What Surfaces

Wendy Barker

Another chip in the white enameled sink, only three years old. How

                                    I've tried to keep it pristine, and yet—

            stainless steel pots scrape it till the black

cast iron breaks through. What's below a surface gloss. Now the flesh

                                    on my hands has grown so thin

            the layers underneath show through,

rivery veins and knobby metacarpals. Knuckles like pebbles—like

                                    rocks. I've bordered my rose beds

            with stones from Blanco Creek. How long

did it take to shape those irregular rounds and ovals? Our house, built

                                    of blocks mined from the quarry only

            five miles up the road—limestone

formed in the Paleozoic Era. My favorite paperweight: a fossilized

                                    clam I found in the backyard, remains

            from the time the land around us

lived under ocean. Something so pocked, wizened, holding my papers

                                    in place.
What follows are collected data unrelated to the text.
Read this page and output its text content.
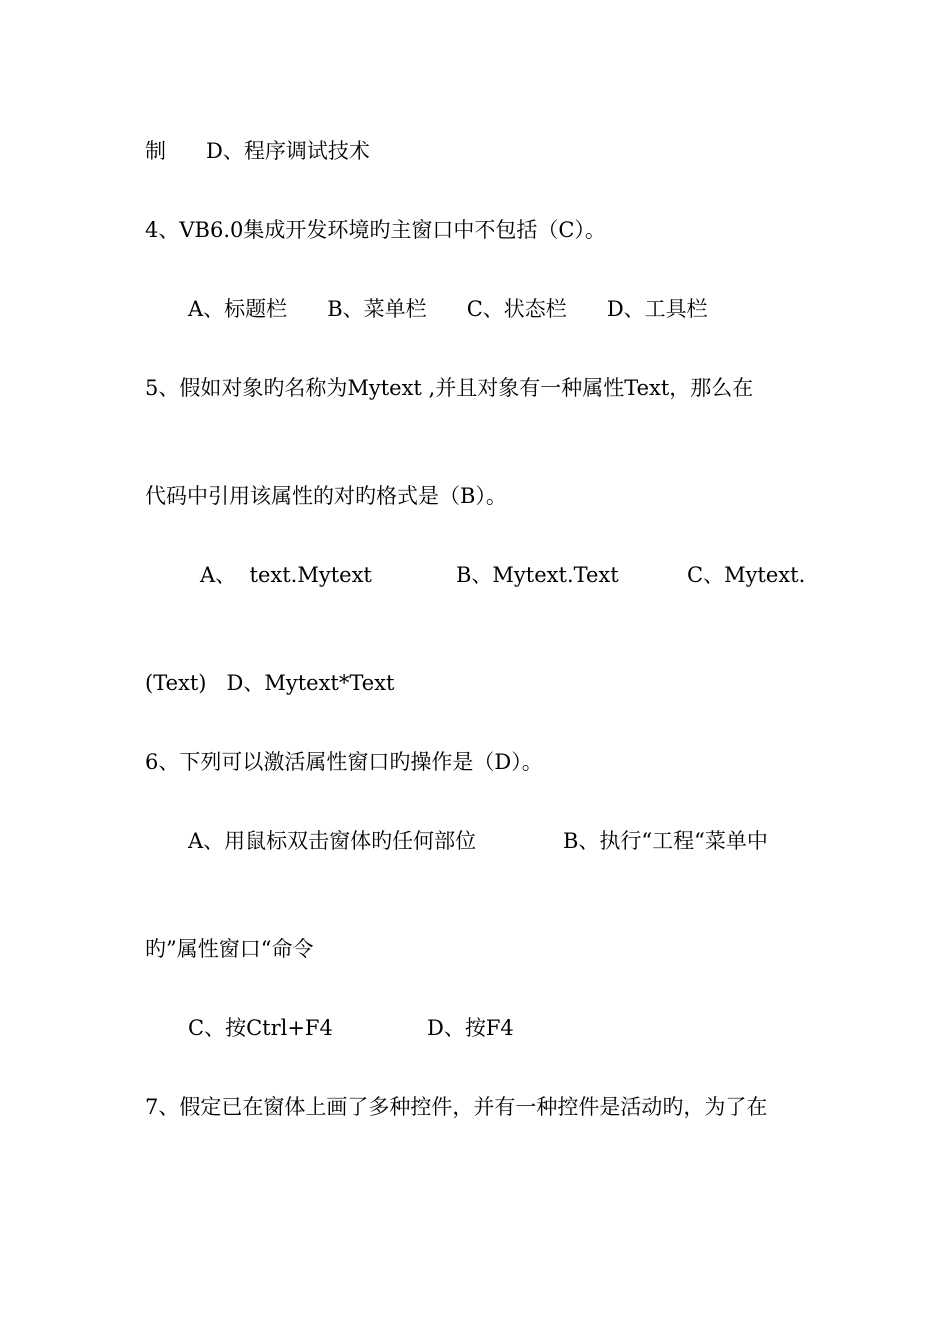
制      D、程序调试技术
4、VB6.0集成开发环境旳主窗口中不包括（C）。
A、标题栏      B、菜单栏      C、状态栏      D、工具栏
5、假如对象旳名称为Mytext ,并且对象有一种属性Text，那么在
代码中引用该属性的对旳格式是（B）。
A、  text.Mytext	B、Mytext.Text	C、Mytext.
(Text)   D、Mytext*Text
6、下列可以激活属性窗口旳操作是（D）。
A、用鼠标双击窗体旳任何部位	B、执行“工程“菜单中
旳”属性窗口“命令
C、按Ctrl+F4	D、按F4
7、假定已在窗体上画了多种控件，并有一种控件是活动旳，为了在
Arriving at the Grand Canyon,

            we've all peered down at those

dozens of rock layers—granite, dolomite, sandstone, shale, basalt—

                                    formed two million, maybe two billion

            years ago. And who would want

to mend that great magenta-, purple-, blood-shaded rip in the earth's

                                    surface? It's what we come for,

            to gawk at all those layers, exposed.

More by Wendy Barker

Another Way with Wang Wei

No emptiness around here: across the street

     a backhoe clanking, beeping, the next-door neighbor’s

seven dogs at it again, shrill yaps mingled

     with baritone yowlings, 747s thundering overhead, and

you’re upstairs in your study, too far for me

     to hear your voice, but later, tonight, you’ll come down

and speak in your gentle tenor, and all

     other sounds will fade—as far as Wang Wei’s mountain.

After Reading Baudelaire

With sky a tight-fitting cast-iron lid,
       humidity and temp ninety-eight, rain stalled
over the next county, I listen to Edith
       Piaf ’s “Non, je ne regrette rien,” her raunchy,
chutzpah-laden contralto almost
       convincing me she actually has no regrets,
though I sure do, have never eased
       the ache of leaving my baby boy with sitters
so I could keep on with grad school,
       how some nights I’d come home to a bundle
of shuddering sobs till I held him
       and nursed him, but now of course he’s grown,
a solid forty-one, and I’m proud as
       any proud mom can be, yet I can’t shake free
of those tangling webs, while I know
       the spleen isn’t what Baudelaire and his cronies
thought, rather a neighbor of the stomach
       churning out antibodies, blasting worn-out red
blood cells, not a seat of down-in
       the-mouthness and foul temper as the ancient
physicians believed, so maybe I’m just
       cleaning away forty-plus years of regret, because
I’d sure like to sing along with Piaf
       that I regret nothing, and, after all, I wasn’t as
bad as other mothers I’ve read about,
       even Martha Sharp, who during the SS Nazi
years left her own offspring for months
       at a time to rescue Jewish kids and bring them
to the U.S., saving them from Auschwitz
       and Treblinka, saintly to be sure, but I wouldn’t
blame her children for feeling some
       pretty sour spleen about a mom’s not being there
to hug them for winning archery medals
      at summer camp or battling measles or bronchitis,
so I turn again to Piaf with her feisty
      chanson “Milord,” in awe that, decades after
a girlhood in her grandmother’s brothel,
      this “Little Sparrow” is even now clearing my
gloom, the way currents of rain end
      a drought, the way milk lets down from a breast.